Plot the resulting ROI signals#

[5]:
# Fetch the colormap object for Cynthia Brewer's Paired color scheme
cmap = plt.get_cmap("Paired")
[6]:
# Select which trial (TIFF index) to plot
trial = 0

# Plot the mean image and ROIs from the FISSA experiment
plt.figure(figsize=(7, 7))
plt.imshow(experiment.means[trial], cmap="gray")

XLIM = plt.xlim()
YLIM = plt.ylim()

for i_roi in range(len(experiment.roi_polys)):
    # Plot border around ROI
    for contour in experiment.roi_polys[i_roi, trial][0]:
        plt.plot(
            contour[:, 1],
            contour[:, 0],
            color=cmap((i_roi * 2 + 1) % cmap.N),
        )

# ROI co-ordinates are half a pixel outside the image,
# so we reset the axis limits
plt.xlim(XLIM)
plt.ylim(YLIM)
plt.show()
../_images/examples_Suite2p_example_11_0.png
[7]:
# Plot all ROIs and trials

# Get the number of ROIs and trials
n_roi = experiment.result.shape[0]
n_trial = experiment.result.shape[1]

# Find the maximum signal intensities for each ROI
roi_max_raw = [
    np.max([np.max(experiment.raw[i_roi, i_trial][0]) for i_trial in range(n_trial)])
    for i_roi in range(n_roi)
]
roi_max_result = [
    np.max([np.max(experiment.result[i_roi, i_trial][0]) for i_trial in range(n_trial)])
    for i_roi in range(n_roi)
]
roi_max = np.maximum(roi_max_raw, roi_max_result)

# Plot our figure using subplot panels
plt.figure(figsize=(16, 2.5 * n_roi))
for i_roi in range(n_roi):
    for i_trial in range(n_trial):
        # Make subplot axes
        i_subplot = 1 + i_roi * n_trial + i_trial
        plt.subplot(n_roi, n_trial, i_subplot)
        # Plot the data
        plt.plot(
            experiment.raw[i_roi][i_trial][0, :],
            label="Raw (suite2p)",
            color=cmap(i_roi * 2 % cmap.N),
        )
        plt.plot(
            experiment.result[i_roi][i_trial][0, :],
            label="FISSA",
            color=cmap((i_roi * 2 + 1) % cmap.N),
        )
        # Labels and boiler plate
        plt.ylim([-0.05 * roi_max[i_roi], roi_max[i_roi] * 1.05])
        if i_trial == 0:
            plt.ylabel(
                "ROI {}\n\nSignal intensity\n(candela per unit area)".format(i_roi)
            )
        if i_roi == 0:
            plt.title("Trial {}".format(i_trial + 1))
            plt.legend()

        if i_roi == n_roi - 1:
            plt.xlabel("Time (frame number)")
plt.show()
../_images/examples_Suite2p_example_12_0.png

The figure shows the raw signal from the ROI identified by suite2p (pale), and after decontaminating with FISSA (dark).

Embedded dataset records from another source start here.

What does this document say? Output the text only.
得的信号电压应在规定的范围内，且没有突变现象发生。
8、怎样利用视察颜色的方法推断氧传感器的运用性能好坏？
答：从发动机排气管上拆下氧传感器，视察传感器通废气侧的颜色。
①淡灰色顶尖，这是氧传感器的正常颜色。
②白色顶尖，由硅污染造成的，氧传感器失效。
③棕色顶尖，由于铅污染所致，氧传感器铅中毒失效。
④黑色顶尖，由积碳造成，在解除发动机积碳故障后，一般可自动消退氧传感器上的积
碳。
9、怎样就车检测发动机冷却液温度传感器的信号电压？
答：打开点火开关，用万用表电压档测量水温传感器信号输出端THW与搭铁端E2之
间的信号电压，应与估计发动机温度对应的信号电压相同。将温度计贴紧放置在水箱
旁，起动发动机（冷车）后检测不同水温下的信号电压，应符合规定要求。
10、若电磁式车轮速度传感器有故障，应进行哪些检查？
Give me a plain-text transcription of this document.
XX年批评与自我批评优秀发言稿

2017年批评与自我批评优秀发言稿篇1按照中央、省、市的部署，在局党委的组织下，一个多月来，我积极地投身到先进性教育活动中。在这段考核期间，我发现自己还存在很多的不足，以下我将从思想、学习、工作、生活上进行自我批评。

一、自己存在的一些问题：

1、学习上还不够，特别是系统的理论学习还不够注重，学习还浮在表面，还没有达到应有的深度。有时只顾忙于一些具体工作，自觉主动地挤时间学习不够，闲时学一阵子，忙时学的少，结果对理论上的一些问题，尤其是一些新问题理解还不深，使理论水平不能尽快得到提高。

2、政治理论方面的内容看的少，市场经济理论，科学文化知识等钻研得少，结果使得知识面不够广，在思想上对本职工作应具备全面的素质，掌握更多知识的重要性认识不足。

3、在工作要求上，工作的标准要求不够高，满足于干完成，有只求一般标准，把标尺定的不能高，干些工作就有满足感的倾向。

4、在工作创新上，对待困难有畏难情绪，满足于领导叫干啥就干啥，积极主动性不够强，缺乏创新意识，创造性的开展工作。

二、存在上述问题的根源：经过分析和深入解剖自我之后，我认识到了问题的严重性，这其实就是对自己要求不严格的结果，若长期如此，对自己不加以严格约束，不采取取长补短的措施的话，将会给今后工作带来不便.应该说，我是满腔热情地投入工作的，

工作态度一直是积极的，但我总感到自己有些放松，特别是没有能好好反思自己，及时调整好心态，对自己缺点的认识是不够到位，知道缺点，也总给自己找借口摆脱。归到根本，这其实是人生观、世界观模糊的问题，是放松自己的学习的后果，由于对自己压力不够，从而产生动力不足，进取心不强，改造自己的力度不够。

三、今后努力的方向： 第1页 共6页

The hues match the ROI locations drawn above. Each row shows the results from one of the ROIs detected by suite2p. Each column shows the results from one of the three trials.

Note that with the above settings for suite2p it seems to have detected more small local axon signals, instead of cells. This can possibly be improved with manual curation and suite2p setting changes, but as noted above these results should not be seen as indicative for either suite2p or FISSA due to the small dataset size.

Also note that the above Suite2P traces are done without suite2p’s own neuropil removal algorithm.